Oh, wait, those are from the cat…
I fell in love with art and art history early on, and was really lucky to have very special high school and college instructors who each loved teaching these things. (Both named Pat, I just realized. It’s obviously part of a … Pat-tern. Ba-Dum-Bump-Crash! I’ll be here all month folks!)
So I received lots of exposure to visuals and history and concepts. Some of my favorite artists are Kandinsky, Klee, Diebenkorn, O’Keeffe (why, yes, I DID notice all those “K”’s), Van Gogh, Basquiat… and in my illustrations people often note my Picasso and Warhol influences.
Historically, I am fascinated by the creations of indigenous cultures, as so much of our ancestors’ artistic endeavors directly link to what and how we make art now. In a more recent span of history, William Morris’s idea that everything should be both beautiful and useful is connected to Steve Jobs having wanted every useful thing to also be designed aesthetically. Somewhere in-between the two, Frank Lloyd Wright also showed us how it’s done.

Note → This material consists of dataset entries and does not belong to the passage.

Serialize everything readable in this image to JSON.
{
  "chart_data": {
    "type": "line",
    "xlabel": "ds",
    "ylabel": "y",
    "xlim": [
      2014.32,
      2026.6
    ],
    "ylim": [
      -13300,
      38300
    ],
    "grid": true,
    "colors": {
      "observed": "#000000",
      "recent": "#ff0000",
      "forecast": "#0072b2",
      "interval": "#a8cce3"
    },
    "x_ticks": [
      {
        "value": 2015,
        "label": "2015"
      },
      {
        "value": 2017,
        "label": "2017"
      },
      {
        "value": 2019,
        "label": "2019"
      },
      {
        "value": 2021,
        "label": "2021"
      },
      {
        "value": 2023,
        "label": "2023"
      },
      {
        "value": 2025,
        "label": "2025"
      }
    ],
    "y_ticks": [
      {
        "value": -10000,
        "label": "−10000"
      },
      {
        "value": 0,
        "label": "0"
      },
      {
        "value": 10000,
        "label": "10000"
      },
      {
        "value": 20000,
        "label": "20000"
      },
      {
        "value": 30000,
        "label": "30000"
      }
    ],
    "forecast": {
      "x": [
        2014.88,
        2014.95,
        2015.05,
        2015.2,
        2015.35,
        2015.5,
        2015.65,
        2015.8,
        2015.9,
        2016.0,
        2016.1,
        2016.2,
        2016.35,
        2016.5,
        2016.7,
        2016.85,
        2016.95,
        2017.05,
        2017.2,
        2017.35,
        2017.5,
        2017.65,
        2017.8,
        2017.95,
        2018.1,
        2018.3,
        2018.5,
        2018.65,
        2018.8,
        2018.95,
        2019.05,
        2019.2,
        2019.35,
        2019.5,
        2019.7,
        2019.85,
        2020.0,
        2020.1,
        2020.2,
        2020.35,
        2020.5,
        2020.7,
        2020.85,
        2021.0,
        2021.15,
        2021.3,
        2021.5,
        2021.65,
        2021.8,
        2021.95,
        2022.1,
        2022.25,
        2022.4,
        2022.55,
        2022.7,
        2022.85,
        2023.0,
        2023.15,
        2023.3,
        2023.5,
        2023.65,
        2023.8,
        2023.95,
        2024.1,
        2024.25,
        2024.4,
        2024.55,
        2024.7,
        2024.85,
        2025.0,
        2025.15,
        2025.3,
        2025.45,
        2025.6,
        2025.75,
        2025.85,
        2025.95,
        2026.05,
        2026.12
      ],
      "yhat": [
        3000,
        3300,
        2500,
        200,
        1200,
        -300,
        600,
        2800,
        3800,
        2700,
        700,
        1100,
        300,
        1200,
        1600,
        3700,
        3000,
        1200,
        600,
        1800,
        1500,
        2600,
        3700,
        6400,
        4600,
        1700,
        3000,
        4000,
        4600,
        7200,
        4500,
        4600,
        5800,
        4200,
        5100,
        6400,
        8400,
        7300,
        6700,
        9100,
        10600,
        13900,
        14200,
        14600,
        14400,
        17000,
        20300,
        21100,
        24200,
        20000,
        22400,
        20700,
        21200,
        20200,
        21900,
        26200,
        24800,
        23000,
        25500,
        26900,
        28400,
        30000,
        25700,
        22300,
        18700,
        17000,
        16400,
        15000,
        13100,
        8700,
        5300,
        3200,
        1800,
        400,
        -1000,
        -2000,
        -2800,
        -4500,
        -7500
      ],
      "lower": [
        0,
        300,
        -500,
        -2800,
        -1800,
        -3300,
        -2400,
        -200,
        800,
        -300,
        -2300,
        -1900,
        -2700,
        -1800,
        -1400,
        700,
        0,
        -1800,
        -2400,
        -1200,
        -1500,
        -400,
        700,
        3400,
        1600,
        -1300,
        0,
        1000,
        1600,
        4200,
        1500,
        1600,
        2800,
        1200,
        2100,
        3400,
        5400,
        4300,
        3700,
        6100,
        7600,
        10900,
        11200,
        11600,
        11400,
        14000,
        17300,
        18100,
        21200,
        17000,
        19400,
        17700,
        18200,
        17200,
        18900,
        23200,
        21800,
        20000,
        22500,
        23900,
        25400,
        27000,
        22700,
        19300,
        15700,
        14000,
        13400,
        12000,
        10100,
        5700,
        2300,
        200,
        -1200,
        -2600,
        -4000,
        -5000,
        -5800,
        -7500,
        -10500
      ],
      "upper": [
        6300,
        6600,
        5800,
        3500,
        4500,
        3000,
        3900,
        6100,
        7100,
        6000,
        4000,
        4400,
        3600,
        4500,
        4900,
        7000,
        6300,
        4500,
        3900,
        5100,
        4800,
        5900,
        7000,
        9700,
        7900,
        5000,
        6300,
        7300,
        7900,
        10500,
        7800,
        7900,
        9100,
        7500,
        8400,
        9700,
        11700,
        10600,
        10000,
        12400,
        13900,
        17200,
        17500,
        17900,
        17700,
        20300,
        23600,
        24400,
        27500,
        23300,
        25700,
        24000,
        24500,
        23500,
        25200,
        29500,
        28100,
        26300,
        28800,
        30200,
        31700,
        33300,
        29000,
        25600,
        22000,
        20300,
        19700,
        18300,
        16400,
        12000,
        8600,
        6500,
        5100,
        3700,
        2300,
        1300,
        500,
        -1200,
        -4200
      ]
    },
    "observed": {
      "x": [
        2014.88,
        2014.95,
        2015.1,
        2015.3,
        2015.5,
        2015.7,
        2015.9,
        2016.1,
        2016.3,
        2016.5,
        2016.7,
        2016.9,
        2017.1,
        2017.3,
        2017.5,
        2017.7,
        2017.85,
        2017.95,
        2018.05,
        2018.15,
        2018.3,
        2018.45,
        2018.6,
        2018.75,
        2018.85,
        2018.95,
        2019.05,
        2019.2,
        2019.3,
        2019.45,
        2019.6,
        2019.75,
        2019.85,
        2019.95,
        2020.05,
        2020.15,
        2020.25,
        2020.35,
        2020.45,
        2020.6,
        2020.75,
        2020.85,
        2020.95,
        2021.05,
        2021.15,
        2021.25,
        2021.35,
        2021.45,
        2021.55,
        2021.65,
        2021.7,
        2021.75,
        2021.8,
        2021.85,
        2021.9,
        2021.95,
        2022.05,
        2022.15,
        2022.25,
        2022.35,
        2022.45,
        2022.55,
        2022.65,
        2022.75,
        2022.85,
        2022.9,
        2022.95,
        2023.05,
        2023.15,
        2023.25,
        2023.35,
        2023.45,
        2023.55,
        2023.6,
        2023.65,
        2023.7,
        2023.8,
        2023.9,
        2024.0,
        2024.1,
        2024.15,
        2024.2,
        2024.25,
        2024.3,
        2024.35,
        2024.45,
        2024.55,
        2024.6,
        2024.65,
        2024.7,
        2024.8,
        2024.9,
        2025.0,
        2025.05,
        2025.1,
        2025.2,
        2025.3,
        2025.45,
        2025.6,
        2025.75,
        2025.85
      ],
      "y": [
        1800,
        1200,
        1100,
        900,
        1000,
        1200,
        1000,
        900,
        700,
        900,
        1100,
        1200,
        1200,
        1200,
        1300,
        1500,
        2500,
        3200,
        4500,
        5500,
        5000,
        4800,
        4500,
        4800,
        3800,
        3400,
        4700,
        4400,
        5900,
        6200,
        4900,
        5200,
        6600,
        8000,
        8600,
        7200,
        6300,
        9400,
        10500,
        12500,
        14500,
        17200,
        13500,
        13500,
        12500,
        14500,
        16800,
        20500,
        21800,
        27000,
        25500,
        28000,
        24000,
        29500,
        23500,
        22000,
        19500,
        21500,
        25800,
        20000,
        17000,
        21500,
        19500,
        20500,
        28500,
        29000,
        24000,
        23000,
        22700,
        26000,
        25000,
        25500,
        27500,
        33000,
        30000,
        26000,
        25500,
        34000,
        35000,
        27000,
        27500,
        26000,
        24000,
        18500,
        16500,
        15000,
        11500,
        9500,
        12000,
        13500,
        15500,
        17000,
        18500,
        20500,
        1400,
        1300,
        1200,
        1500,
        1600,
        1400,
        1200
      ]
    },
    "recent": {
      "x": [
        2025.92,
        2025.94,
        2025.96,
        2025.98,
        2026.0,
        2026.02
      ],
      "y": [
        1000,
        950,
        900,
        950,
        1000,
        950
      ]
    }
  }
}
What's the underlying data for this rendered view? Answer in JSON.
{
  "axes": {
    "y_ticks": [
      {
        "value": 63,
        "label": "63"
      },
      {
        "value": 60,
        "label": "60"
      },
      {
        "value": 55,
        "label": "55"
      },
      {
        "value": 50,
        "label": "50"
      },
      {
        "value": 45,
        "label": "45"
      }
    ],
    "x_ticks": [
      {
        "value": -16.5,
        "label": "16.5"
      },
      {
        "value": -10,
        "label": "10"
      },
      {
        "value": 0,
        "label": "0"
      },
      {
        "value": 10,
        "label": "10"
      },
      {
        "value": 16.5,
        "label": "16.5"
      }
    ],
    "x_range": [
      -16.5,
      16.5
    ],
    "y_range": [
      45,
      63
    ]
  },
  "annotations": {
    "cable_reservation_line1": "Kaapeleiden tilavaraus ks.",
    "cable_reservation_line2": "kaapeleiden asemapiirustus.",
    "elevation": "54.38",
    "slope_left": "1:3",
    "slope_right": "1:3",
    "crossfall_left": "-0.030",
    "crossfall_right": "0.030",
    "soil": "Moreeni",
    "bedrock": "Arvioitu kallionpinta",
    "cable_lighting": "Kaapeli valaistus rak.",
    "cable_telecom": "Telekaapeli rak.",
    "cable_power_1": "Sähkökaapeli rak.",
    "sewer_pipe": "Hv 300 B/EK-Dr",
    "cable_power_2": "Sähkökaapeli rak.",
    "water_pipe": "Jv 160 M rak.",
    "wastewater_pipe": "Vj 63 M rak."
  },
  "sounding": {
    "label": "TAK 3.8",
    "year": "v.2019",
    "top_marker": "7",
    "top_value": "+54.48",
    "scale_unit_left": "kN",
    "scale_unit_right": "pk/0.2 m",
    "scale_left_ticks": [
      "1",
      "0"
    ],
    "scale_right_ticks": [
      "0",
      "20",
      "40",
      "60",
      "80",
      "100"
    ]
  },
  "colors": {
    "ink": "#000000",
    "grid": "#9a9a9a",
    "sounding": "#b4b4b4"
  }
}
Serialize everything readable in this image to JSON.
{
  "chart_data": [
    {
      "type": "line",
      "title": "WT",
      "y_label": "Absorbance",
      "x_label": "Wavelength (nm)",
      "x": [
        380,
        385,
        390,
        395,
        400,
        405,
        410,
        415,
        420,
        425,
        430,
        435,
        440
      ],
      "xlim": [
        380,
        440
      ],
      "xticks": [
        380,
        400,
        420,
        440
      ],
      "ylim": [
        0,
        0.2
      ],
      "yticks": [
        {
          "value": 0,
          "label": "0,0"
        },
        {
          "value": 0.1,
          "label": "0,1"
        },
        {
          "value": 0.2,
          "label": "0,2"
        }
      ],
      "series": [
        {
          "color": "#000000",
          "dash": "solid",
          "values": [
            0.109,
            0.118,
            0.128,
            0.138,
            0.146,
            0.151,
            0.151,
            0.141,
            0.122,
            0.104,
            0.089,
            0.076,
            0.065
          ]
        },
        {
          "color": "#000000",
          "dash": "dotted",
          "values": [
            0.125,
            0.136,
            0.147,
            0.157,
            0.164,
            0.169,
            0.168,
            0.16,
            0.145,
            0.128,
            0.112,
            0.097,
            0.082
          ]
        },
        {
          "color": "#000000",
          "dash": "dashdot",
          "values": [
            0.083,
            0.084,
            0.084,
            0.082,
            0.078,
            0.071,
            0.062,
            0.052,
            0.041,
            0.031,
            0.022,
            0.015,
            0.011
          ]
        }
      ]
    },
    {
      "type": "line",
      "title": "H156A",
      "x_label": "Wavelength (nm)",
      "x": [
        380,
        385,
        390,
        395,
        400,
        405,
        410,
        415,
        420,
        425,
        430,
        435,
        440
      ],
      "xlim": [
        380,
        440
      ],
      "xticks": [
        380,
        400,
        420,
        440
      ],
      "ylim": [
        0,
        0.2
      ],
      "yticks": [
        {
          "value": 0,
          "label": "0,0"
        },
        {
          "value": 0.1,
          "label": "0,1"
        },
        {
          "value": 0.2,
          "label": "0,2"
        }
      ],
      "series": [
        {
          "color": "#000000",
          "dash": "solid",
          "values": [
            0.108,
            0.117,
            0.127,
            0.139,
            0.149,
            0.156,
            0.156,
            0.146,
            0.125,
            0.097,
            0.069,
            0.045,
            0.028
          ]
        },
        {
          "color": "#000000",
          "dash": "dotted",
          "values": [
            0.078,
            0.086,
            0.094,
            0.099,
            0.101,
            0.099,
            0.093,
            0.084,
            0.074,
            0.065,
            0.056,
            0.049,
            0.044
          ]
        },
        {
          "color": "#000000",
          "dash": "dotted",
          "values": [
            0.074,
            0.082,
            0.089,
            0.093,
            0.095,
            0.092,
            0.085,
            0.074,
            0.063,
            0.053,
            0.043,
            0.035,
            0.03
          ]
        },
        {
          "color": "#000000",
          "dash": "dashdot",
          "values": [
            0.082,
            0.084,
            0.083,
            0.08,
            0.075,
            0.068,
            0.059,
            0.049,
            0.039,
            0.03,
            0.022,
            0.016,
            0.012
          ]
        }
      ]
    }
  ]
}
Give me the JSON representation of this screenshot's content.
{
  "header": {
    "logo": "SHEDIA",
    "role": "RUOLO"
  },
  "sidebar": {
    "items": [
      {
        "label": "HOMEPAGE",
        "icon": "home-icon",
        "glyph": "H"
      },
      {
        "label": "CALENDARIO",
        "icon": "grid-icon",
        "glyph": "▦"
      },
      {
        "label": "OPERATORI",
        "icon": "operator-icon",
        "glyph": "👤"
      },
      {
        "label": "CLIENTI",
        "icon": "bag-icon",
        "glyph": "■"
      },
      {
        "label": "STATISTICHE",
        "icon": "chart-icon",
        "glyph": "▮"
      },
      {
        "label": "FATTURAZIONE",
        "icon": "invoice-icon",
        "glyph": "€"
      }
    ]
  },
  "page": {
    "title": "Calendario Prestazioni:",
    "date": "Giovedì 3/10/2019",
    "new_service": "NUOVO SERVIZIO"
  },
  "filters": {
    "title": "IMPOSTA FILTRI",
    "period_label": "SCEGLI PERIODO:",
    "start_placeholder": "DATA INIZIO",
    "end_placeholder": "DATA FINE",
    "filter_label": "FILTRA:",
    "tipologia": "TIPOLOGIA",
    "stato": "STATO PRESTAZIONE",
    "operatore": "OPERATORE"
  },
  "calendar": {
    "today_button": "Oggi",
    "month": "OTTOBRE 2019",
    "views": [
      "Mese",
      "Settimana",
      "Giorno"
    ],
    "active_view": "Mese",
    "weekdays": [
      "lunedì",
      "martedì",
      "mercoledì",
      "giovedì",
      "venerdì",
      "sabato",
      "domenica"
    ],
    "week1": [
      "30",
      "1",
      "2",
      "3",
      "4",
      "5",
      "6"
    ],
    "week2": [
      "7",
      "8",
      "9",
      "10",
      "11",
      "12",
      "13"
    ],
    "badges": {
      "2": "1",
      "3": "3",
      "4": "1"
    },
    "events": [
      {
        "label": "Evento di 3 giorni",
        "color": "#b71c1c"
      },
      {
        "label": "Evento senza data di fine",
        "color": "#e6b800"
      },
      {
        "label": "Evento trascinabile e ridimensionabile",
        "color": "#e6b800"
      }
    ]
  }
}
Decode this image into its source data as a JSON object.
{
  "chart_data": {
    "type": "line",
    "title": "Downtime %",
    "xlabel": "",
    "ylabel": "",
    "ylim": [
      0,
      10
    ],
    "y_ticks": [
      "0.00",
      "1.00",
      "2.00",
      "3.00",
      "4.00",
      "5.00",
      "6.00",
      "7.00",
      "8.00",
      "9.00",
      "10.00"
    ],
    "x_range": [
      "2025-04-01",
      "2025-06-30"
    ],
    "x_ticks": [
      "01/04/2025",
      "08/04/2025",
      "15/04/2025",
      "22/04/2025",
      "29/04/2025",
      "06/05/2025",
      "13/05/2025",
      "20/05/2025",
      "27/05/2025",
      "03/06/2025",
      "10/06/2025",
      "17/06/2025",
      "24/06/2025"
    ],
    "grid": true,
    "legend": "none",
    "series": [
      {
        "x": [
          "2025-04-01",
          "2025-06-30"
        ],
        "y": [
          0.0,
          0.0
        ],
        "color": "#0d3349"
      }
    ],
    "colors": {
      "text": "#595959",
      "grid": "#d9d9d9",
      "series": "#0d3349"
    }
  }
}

Even the history of color itself is fascinating. I recommend Victoria Finlay’s “Color, A Natural History of the Palette” (Random House, 2002). Regarding yellow, she uses one of my favorite quotes by one of my favorite artists about my favorite color:
“There are painters who transform the sun into a yellow spot, but there are others who … transform a yellow spot into the sun.”
~ Pablo Picasso
He made a good point about creation, as well as about a symbol that artists have represented in their art throughout time.
After much book-learning, I finally got to travel a bit and see things like The Smithsonian. And a good chunk of Italy’s mid-section. I also lived for a time in a very large city that brought international installations to its burgeoning museum. And, one time on a trip to Philadelphia, I unexpectedly found myself face-to-face with one of Robert Indiana’s “LOVE” sculptures. A very literal melding of art and love, it bridges past and present, typography and sculpture, language and culture. Seeing it was as poignant a moment for me as when I was gawking at the ceiling of the Sistine Chapel.
I find it all to be so amazing, and I fall in love with art over and over again, every day. I keep art books open on my coffee table at all times. I love art. I make art. I’m a museum member wherever I live. I’m all-in.
I hope you have, or very soon find, a crush in your life that passionately fuels you in this “month of love,” and throughout your entire year!